Examinaron más de cerca la piedra falsa, hechura del sabio.
—¡Mirad, no tiene facetas!
—Brilla pálidamente.
—¡Impostura!
—¡Es redonda como la coraza de un escarabajo!
Y en ronda, uno por aquí, otro por allá, fueron a arrancar de los muros pedazos de arabesco, rubíes grandes como una naranja, rojos y chispeantes como un diamante hecho sangre; y decían:
—He aquí lo nuestro, ¡oh madre Tierra! Aquello era una orgía de brillo y de color.
Y  lanzaban al aire gigantescas piedras luminosas y reían.
De pronto, con toda la dignidad de un gnomo:
—¡Y bien! El desprecio.
Se comprendieron todos. Tomaron el rubí falso, lo despedazaron y arrojaron los fragmentos —con desdén terrible— a un hoyo que abajo daba a una antiquísima selva carbonizada.
Después, sobre sus rubíes, sobre sus ópalos, entre aquellas paredes resplandecientes, empezaron a bailar asidos de las manos una farandola loca y sonora.

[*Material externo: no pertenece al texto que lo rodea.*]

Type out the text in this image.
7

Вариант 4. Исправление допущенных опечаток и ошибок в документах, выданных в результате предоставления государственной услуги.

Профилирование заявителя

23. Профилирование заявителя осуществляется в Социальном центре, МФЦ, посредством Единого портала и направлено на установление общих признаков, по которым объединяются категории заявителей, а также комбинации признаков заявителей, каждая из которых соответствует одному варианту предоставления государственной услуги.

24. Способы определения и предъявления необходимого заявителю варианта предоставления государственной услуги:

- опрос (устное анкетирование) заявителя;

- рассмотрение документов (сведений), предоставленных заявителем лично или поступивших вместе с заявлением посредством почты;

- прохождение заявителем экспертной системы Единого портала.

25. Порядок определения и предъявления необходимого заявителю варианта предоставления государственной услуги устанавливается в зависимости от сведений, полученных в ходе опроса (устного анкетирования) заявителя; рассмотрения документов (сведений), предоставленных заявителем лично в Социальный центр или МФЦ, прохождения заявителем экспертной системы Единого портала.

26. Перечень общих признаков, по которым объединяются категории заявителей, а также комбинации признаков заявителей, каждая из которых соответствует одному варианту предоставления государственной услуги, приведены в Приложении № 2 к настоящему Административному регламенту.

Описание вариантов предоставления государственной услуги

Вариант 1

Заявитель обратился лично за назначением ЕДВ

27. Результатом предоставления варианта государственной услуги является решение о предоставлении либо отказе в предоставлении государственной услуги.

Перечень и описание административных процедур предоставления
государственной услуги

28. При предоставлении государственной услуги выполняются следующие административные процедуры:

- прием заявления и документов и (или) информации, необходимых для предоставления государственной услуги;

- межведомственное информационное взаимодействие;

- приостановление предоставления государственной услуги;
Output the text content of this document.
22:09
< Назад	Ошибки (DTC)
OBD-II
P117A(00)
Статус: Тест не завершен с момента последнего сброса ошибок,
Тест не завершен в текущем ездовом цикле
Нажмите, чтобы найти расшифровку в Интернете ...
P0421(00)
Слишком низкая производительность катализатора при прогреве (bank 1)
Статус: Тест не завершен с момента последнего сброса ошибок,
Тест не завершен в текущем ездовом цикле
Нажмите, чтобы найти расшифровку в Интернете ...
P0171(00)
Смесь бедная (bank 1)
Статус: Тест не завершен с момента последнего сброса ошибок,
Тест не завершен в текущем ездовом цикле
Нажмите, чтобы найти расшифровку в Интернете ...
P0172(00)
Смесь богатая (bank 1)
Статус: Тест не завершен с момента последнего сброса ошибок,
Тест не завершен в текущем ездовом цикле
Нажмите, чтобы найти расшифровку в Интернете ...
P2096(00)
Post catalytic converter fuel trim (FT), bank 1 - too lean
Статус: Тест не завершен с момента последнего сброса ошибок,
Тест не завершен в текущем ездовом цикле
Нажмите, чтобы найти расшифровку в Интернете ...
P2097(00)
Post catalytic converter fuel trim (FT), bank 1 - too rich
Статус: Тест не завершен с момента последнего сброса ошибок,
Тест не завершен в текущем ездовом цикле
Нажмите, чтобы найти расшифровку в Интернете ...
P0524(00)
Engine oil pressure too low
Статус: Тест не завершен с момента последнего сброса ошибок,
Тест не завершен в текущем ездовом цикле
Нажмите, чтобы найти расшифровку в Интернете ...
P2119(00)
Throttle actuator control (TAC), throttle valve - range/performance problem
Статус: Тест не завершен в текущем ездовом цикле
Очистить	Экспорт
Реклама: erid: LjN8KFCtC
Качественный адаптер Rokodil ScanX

Y celebraron con risas el verse grandes en la sombra.

Ya Puck volaba afuera, en el abejeo del alba recién nacida, camino de una pradera en flor. Y murmuraba —¡siempre con su sonrisa sonrosada!—:
—Tierra... Mujer...
“Porque tú, ¡oh madre Tierra!, eres grande, fecunda, de seno inextinguible y sacro; y de tu vientre moreno brota la savia de los troncos robustos, y el oro y el agua diamantina, y la casta flor de lis. ¡Lo puro, lo fuerte, lo infalsificable! ¡Y tú, Mujer, eres espíritu y carne, toda amor!”